La presión terminó por quebrar la resistencia. Una incursión de Gordon dentro del área acabó en penalti. El propio extremo asumió la responsabilidad y no falló desde los once metros. 2-0 y la sensación de que el partido quedaba prácticamente sentenciado mucho antes del descanso.
Bellingham manda entre líneas, Tuchel sonríe
Si el marcador tranquilizaba, el verdadero motivo de satisfacción para Tuchel estaba un poco más atrás, entre líneas. Jude Bellingham se movió con soltura en el rol de número 10, conectando con el mediocampo y los puntas, girándose siempre orientado hacia portería rival y dando ritmo a cada ataque.
El técnico, al término del encuentro en Orlando, no escondió su enorme satisfacción con la disciplina táctica y la unidad del grupo. Habló de tono marcado desde la charla previa, de jugadores preparados, de cohesión, hermandad y espíritu de equipo. Y dejó claro que, si el equipo mantiene este nivel y crece dentro del torneo, la conexión con la grada puede convertirse en una de las grandes fuerzas de esta selección.
Lo visto en Florida respalda sus palabras: un bloque compacto, líneas juntas, ayudas constantes y una circulación de balón que desarmó a Costa Rica sin necesidad de alardes individuales.

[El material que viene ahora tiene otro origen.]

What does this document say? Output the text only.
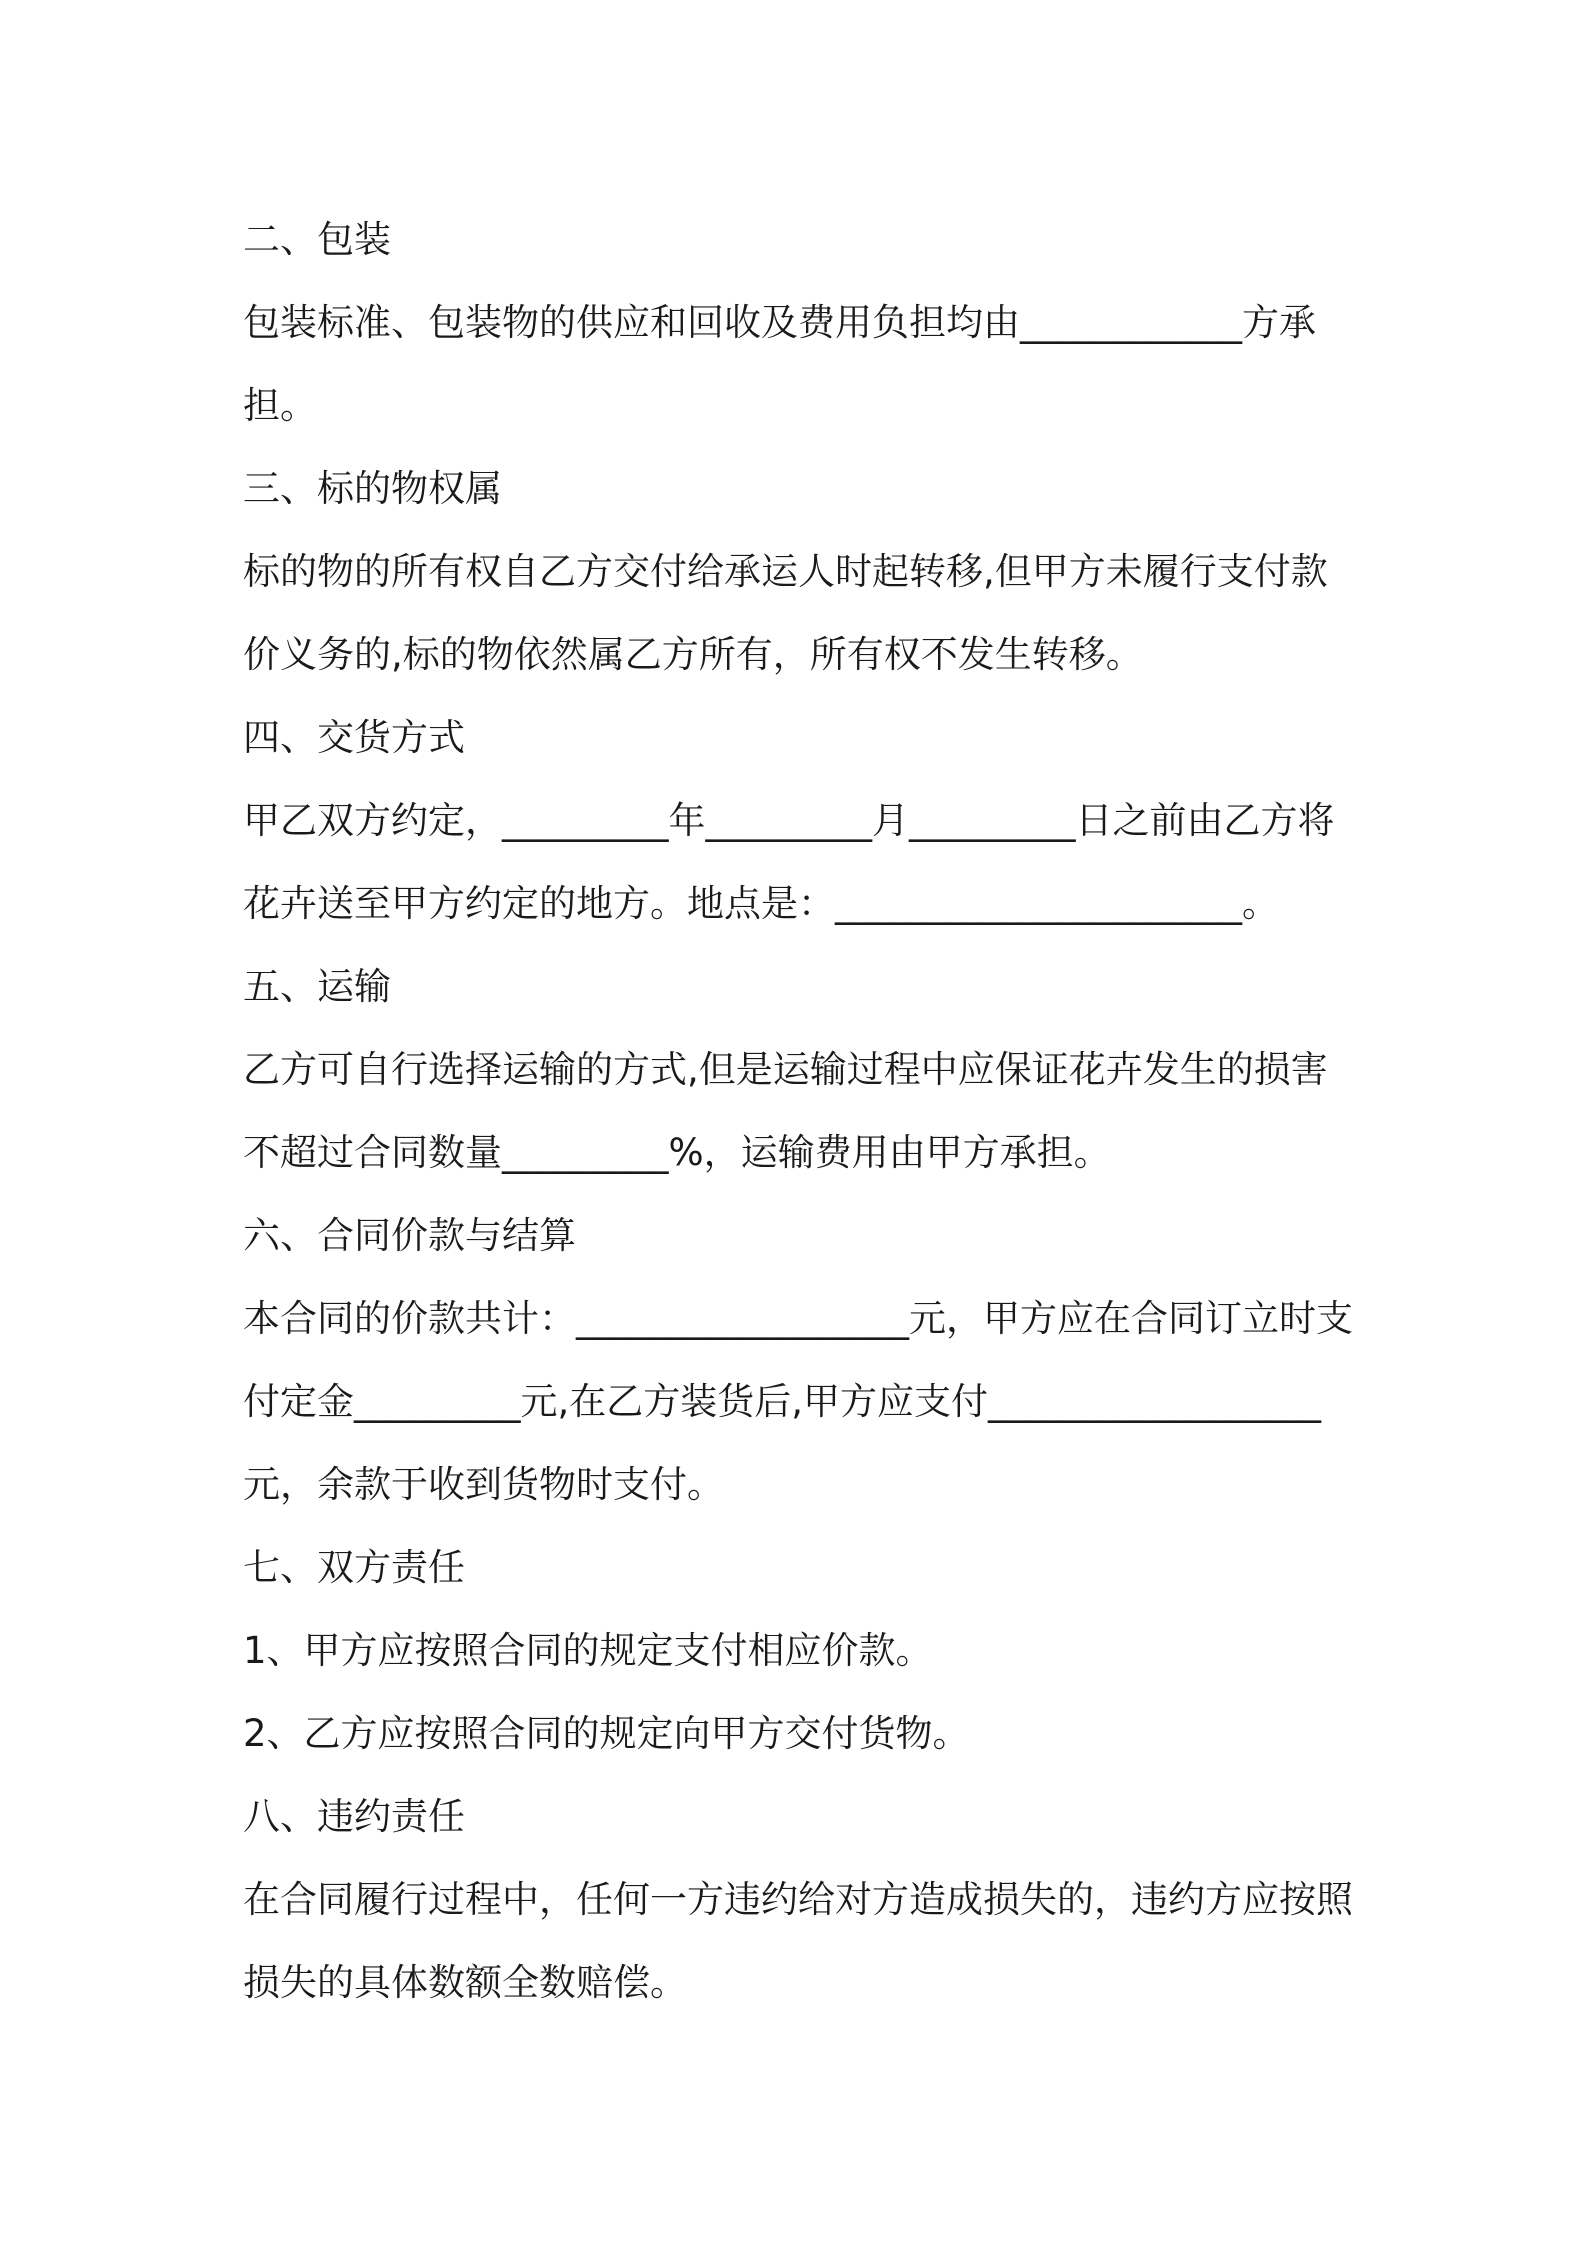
二、包装
包装标准、包装物的供应和回收及费用负担均由____________方承
担。
三、标的物权属
标的物的所有权自乙方交付给承运人时起转移,但甲方未履行支付款
价义务的,标的物依然属乙方所有，所有权不发生转移。
四、交货方式
甲乙双方约定，_________年_________月_________日之前由乙方将
花卉送至甲方约定的地方。地点是：______________________。
五、运输
乙方可自行选择运输的方式,但是运输过程中应保证花卉发生的损害
不超过合同数量_________%，运输费用由甲方承担。
六、合同价款与结算
本合同的价款共计：__________________元，甲方应在合同订立时支
付定金_________元,在乙方装货后,甲方应支付__________________
元，余款于收到货物时支付。
七、双方责任
1、甲方应按照合同的规定支付相应价款。
2、乙方应按照合同的规定向甲方交付货物。
八、违约责任
在合同履行过程中，任何一方违约给对方造成损失的，违约方应按照
损失的具体数额全数赔偿。
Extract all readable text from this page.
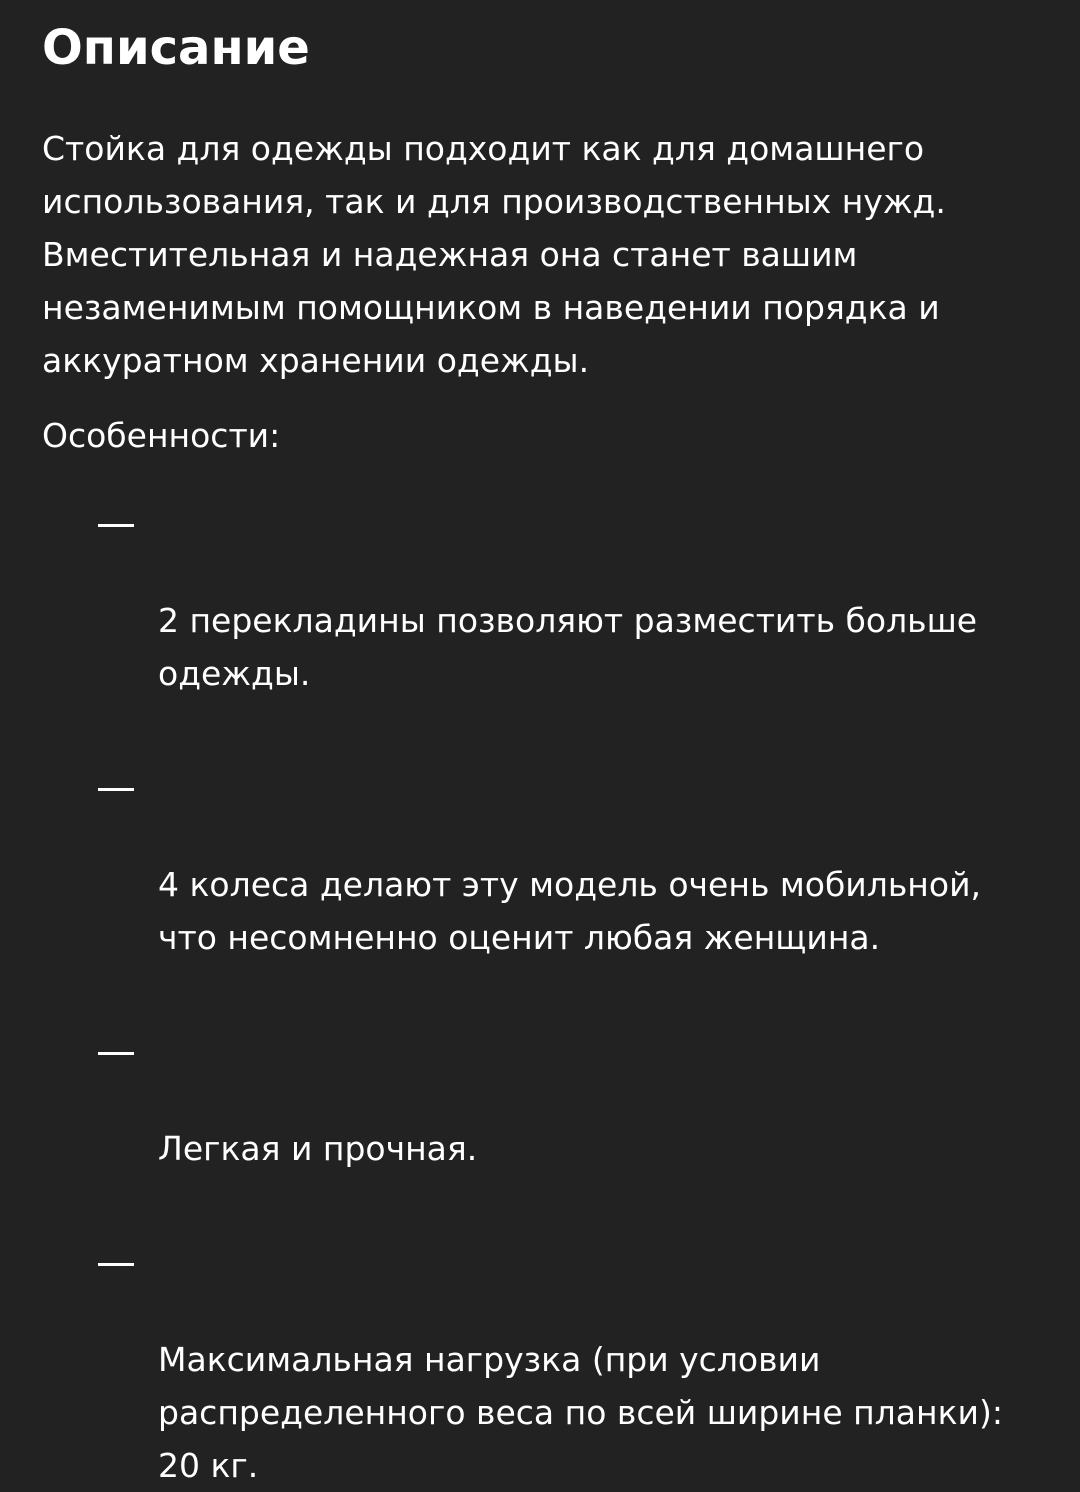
Описание

Стойка для одежды подходит как для домашнего
использования, так и для производственных нужд.
Вместительная и надежная она станет вашим
незаменимым помощником в наведении порядка и
аккуратном хранении одежды.

Особенности:

2 перекладины позволяют разместить больше
одежды.

4 колеса делают эту модель очень мобильной,
что несомненно оценит любая женщина.

Легкая и прочная.

Максимальная нагрузка (при условии
распределенного веса по всей ширине планки):
20 кг.
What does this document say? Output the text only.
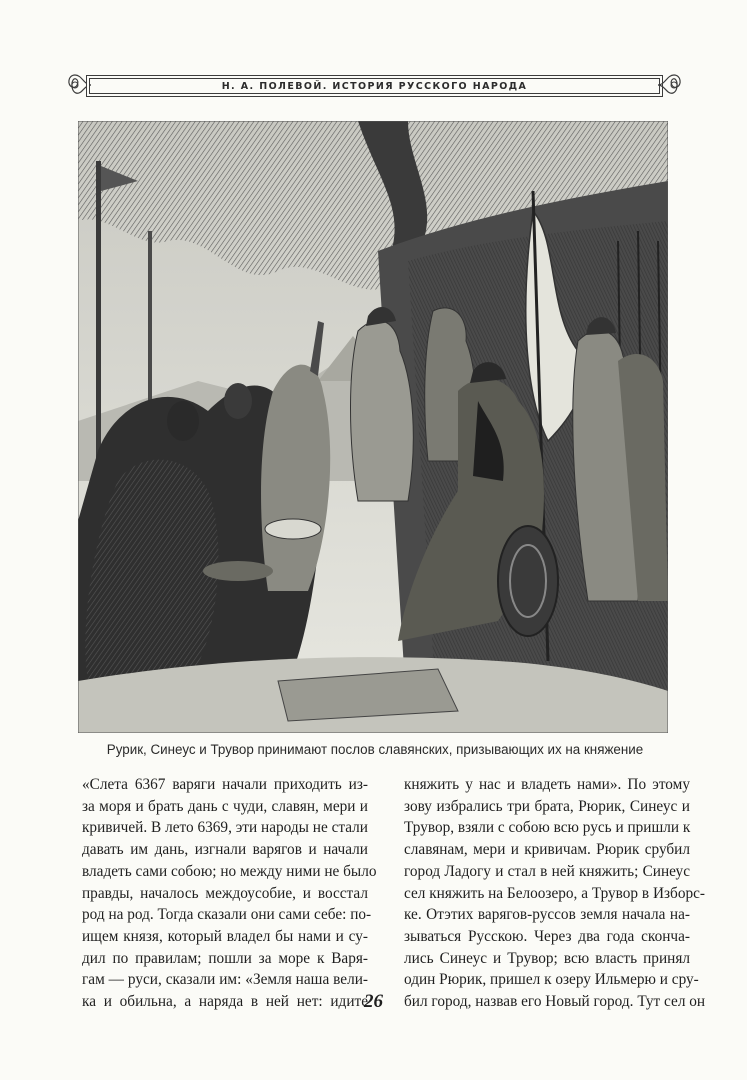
Н. А. ПОЛЕВОЙ. ИСТОРИЯ РУССКОГО НАРОДА
Рурик, Синеус и Трувор принимают послов славянских, призывающих их на княжение
«Слета 6367 варяги начали приходить из-
за моря и брать дань с чуди, славян, мери и
кривичей. В лето 6369, эти народы не стали
давать им дань, изгнали варягов и начали
владеть сами собою; но между ними не было
правды, началось междоусобие, и восстал
род на род. Тогда сказали они сами себе: по-
ищем князя, который владел бы нами и су-
дил по правилам; пошли за море к Варя-
гам — руси, сказали им: «Земля наша вели-
ка и обильна, а наряда в ней нет: идите
княжить у нас и владеть нами». По этому
зову избрались три брата, Рюрик, Синеус и
Трувор, взяли с собою всю русь и пришли к
славянам, мери и кривичам. Рюрик срубил
город Ладогу и стал в ней княжить; Синеус
сел княжить на Белоозеро, а Трувор в Изборс-
ке. Отэтих варягов-руссов земля начала на-
зываться Русскою. Через два года сконча-
лись Синеус и Трувор; всю власть принял
один Рюрик, пришел к озеру Ильмерю и сру-
бил город, назвав его Новый город. Тут сел он
26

Watkins remata la faena y la racha se estira
Con el paso de los minutos, el partido se convirtió en un ejercicio de control. Inglaterra manejó los tiempos, dosificó esfuerzos y, aun así, encontró margen para un último golpe. Ollie Watkins, entrando en escena en el tramo final, puso la guinda con un cabezazo tardío que selló el 3-0.
Ese tanto no solo adornó el marcador. Estiró también una racha histórica: nueve victorias consecutivas lejos de casa o en sedes neutrales. Un dato que habla de un equipo que compite igual de cómodo bajo cualquier cielo, incluso cuando llega cargado de tormentas.
Del ensayo en Florida al vértigo del Mundial
Más allá del resultado, la gran noticia fue otra: ningún contratiempo físico. La selección salió del duelo completamente libre de lesiones, un alivio enorme a menos de una semana del debut mundialista. Bellingham terminó fresco, Gordon y Madueke sumaron minutos de alta intensidad y las piezas clave completaron el plan sin sobresaltos.
El calendario aprieta. El grupo regresa ahora a West Palm Beach para una sesión de entrenamiento adicional y un ensayo táctico a puerta cerrada ante Miami FC, pensado para pulir automatismos y ritmo competitivo. Después llegará un breve respiro y, acto seguido, el traslado definitivo a la base principal en Kansas City, donde se ultiman los detalles antes de que empiece lo serio.
Tuchel lo resumió con una frase que marca el pulso de lo que viene: es el Mundial y se acerca. Cuando el balón eche a rodar y se dispare la tensión, el técnico asegura que es precisamente ahí cuando más vivo se siente.
Dentro de seis días, en Dallas, espera una Croacia rocosa para el estreno. Inglaterra aterrizará en Texas con una racha imponente, un plan reconocible y la sensación de que el equipo llega a tiempo. La cuestión es si este fútbol que arrasó en Florida aguantará el peso de un torneo que no perdona un solo paso en falso.